2007-12-10 01:38:37 PM  
I just got done getting a handjob at Starbucks, so I'm really getting a kick out of these replies!
 
2007-12-10 01:52:28 PM  
Some people might say the author of the article isn't a dumbass...

To which the only appropriate response is surely: Hm. No.
 
2007-12-10 02:07:20 PM  
Foaming: Every time they show that commercial with the woman singing about an up-grade, I can't help but think she's singing about her pimp.

This
 
2007-12-10 02:16:18 PM  
My nephew was the one in the court scene that threw the milkshake.
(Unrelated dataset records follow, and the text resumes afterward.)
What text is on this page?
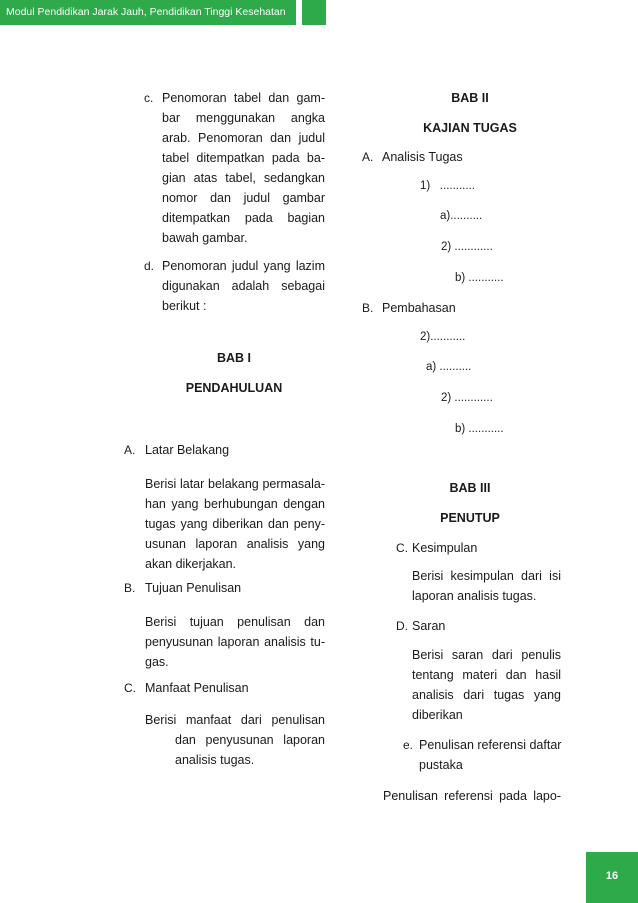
Modul Pendidikan Jarak Jauh, Pendidikan Tinggi Kesehatan
c. Penomoran tabel dan gam-
bar menggunakan angka
arab. Penomoran dan judul
tabel ditempatkan pada ba-
gian atas tabel, sedangkan
nomor dan judul gambar
ditempatkan pada bagian
bawah gambar.
d. Penomoran judul yang lazim
digunakan adalah sebagai
berikut :
BAB I
PENDAHULUAN
A. Latar Belakang
Berisi latar belakang permasala-
han yang berhubungan dengan
tugas yang diberikan dan peny-
usunan laporan analisis yang
akan dikerjakan.
B. Tujuan Penulisan
Berisi tujuan penulisan dan
penyusunan laporan analisis tu-
gas.
C. Manfaat Penulisan
Berisi manfaat dari penulisan
dan penyusunan laporan
analisis tugas.
BAB II
KAJIAN TUGAS
A. Analisis Tugas
1)   ...........
a)..........
2) ............
b) ...........
B. Pembahasan
2)...........
a) ..........
2) ............
b) ...........
BAB III
PENUTUP
C. Kesimpulan
Berisi kesimpulan dari isi
laporan analisis tugas.
D. Saran
Berisi saran dari penulis
tentang materi dan hasil
analisis dari tugas yang
diberikan
e. Penulisan referensi daftar
pustaka
Penulisan referensi pada lapo-
16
Thankfully, he is my nephew through marriage and my wife was adopted, so my kids shouldn't acquire any of the genes that made him an acceptable extra for the film.
 
2007-12-10 03:03:31 PM  
Most of the posts have benn funny, butts some of yous shound like fagS!

/Loved the Movie!
//Ouch my head!
 
2007-12-10 05:38:15 PM  
Galemp: Tom Lehrer was right, satire IS obsolete.

It's been obsolete since 2001 at least.
 
2007-12-10 07:44:01 PM  
MasterThief: The future of human civilization depends on us.
Humanity is depending on FARKers for survival? Gods, we might as well just get it over with.

jonthenewt:
This.

Claude Ballse: To hell with Brawndo. I want some Star8ucks!
Second.

dickmasterdyke
Right. The movie never did explain how the same strains of idiocy the rest of humanity loathes in us came to dominate the rest of the world.

shidekigonomo
That would actually be a lot cooler. Syrup didn't make me groan with pained recognition of the world around me. Jennifer Government is the Barry scenario that creeps me out. Company is just funny, although that's to me. If you're working at a place like Zephyr Holdings, it'll probably make you feel the way Idiocracy makes me feel.

dg41
http://images.celebritymoviearchive.com/members/thumbs/b/bM3342-SaraRu​e@Gypsy83. jpg

And for good measure,
OW! MY BALLS!
 
2007-12-10 09:01:58 PM  
I have one thing to contribute to this thread:

img221.imageshack.us
 
2007-12-11 05:01:37 PM  
My Fark name is Brawndo so I'm getting a kick out of these replies.

/Boobies ever
//I've got what plants crave
///Slashies!
 
2007-12-13 09:40:27 PM  
yukichigai: Passive Aggressive Larry: FarkinFarker:
Beef Supreme is obviously the second coming of Jesus.

and looks a lot like Luke and Owen Wilson...

That would be because he's played by their lesser known brother Andrew Wilson. (new window)


Wow I'd never have seen the resemblance unless you pointed it out.